Q: Can Redshift generate the DDL for an existing table?

Yes — while Redshift doesn’t have built-in SHOW CREATE TABLE support like MySQL, AWS provides an officially supported workaround via their v_generate_tbl_ddl view in the amazon-redshift-utils repository.

Q: How do I set it up?

To use this utility, follow these steps:

1. Clone the AWS Redshift Utils repo

Visit: https://github.com/awslabs/amazon-redshift-utils

2. Create the admin.v_generate_tbl_ddl view

Navigate to:
src/AdminViews/v_generate_tbl_ddl.sql

Ensure you have a schema named admin in your Redshift cluster:

CREATE SCHEMA admin;

Then, execute the SQL script in that file to create the view. You’ll need sufficient privileges (typically a superuser or an account with pg_catalog access).

Q: How do I generate the DDL for a specific table?

Once the view is created, simply run:

SELECT ddl
FROM admin.v_generate_tbl_ddl
WHERE schemaname = 'your_schema'
  AND tablename = 'your_table';

This will return the full CREATE TABLE statement, including:

  • Columns and data types

  • Sort and distribution keys

  • Encoding specifications

  • Compression encodings

Q: Can I use this with Snowplow-generated tables?

Absolutely. This is particularly useful for Snowplow users who:

  • Deploy to multiple Redshift clusters

  • Need to replicate Snowplow atomic and derived schemas

  • Are migrating between environments (e.g. staging to prod)

  • Want to audit or version control DDLs for compliance or reproducibility

Snowplow’s dbt models, for example, generate tables dynamically during model runs — so being able to extract their final structure can be helpful for documentation or backup purposes.

Q: Is this better than using pg_table_def?

Yes — pg_table_def only gives you basic metadata (e.g. column names and types), whereas v_generate_tbl_ddl provides the full DDL, including constraints, encodings, and sort/dist keys — making it suitable for complete migrations.

Q: Any limitations or caveats?

  • You must have sufficient privileges to access system tables (pg_class, pg_namespace, etc.)

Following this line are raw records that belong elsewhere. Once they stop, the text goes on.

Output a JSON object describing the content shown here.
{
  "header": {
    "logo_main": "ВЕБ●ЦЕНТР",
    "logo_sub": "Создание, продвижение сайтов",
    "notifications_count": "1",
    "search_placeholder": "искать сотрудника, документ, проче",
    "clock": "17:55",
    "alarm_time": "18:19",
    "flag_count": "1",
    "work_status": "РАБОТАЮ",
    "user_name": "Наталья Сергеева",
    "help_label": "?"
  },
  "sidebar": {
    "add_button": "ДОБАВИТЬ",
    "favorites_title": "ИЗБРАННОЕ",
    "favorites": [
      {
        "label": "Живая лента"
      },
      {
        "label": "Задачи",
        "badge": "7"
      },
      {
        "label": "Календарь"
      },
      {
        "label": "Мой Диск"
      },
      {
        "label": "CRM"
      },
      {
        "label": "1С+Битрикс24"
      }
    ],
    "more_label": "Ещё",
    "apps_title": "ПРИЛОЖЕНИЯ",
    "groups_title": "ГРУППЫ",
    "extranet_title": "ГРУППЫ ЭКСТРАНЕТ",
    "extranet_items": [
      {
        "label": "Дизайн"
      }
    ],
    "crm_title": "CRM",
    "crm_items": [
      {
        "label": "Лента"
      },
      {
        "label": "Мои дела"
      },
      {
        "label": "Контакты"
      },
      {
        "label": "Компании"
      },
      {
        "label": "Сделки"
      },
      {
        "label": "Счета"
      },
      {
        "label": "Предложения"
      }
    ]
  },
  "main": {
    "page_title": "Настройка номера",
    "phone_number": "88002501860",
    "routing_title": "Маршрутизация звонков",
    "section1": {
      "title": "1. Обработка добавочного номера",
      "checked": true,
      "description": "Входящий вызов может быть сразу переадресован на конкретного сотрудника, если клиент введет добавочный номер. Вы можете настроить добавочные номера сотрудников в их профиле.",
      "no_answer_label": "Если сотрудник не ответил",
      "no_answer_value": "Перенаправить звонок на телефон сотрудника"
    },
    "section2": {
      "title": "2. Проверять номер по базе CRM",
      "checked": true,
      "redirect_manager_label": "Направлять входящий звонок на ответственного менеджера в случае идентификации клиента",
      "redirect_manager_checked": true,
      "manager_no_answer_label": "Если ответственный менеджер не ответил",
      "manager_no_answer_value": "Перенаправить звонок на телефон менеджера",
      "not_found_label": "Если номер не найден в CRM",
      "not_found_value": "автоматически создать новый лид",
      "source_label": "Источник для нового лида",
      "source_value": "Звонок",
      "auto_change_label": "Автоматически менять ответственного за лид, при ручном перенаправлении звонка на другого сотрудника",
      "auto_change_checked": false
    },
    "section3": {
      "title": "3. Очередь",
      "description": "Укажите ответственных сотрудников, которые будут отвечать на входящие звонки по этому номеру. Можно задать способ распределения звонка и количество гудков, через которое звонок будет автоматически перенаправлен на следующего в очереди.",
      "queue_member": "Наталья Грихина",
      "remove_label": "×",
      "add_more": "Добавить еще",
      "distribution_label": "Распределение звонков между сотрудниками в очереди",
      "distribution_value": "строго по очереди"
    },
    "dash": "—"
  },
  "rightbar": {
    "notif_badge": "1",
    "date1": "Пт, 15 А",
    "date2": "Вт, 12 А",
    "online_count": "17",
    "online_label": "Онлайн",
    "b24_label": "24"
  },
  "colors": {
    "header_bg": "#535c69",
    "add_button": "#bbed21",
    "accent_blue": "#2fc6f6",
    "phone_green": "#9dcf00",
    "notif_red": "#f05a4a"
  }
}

  • Some features (e.g. defaults, constraints) may be partially implemented, depending on your Redshift version

  • The utility doesn’t output GRANT statements or COMMENT ON clauses — you’ll need to handle permissions separately

Final Thoughts

For Snowplow users managing structured event data in Redshift, the ability to programmatically extract CREATE TABLE DDLs simplifies migration, recovery, and multi-environment consistency. AWS’s v_generate_tbl_ddl view makes this straightforward, and is a must-have in any Redshift-based analytics toolkit.

Snowplow pipelines generate powerful, schema-rich data — this method helps you keep that structure portable and auditable across Redshift environments.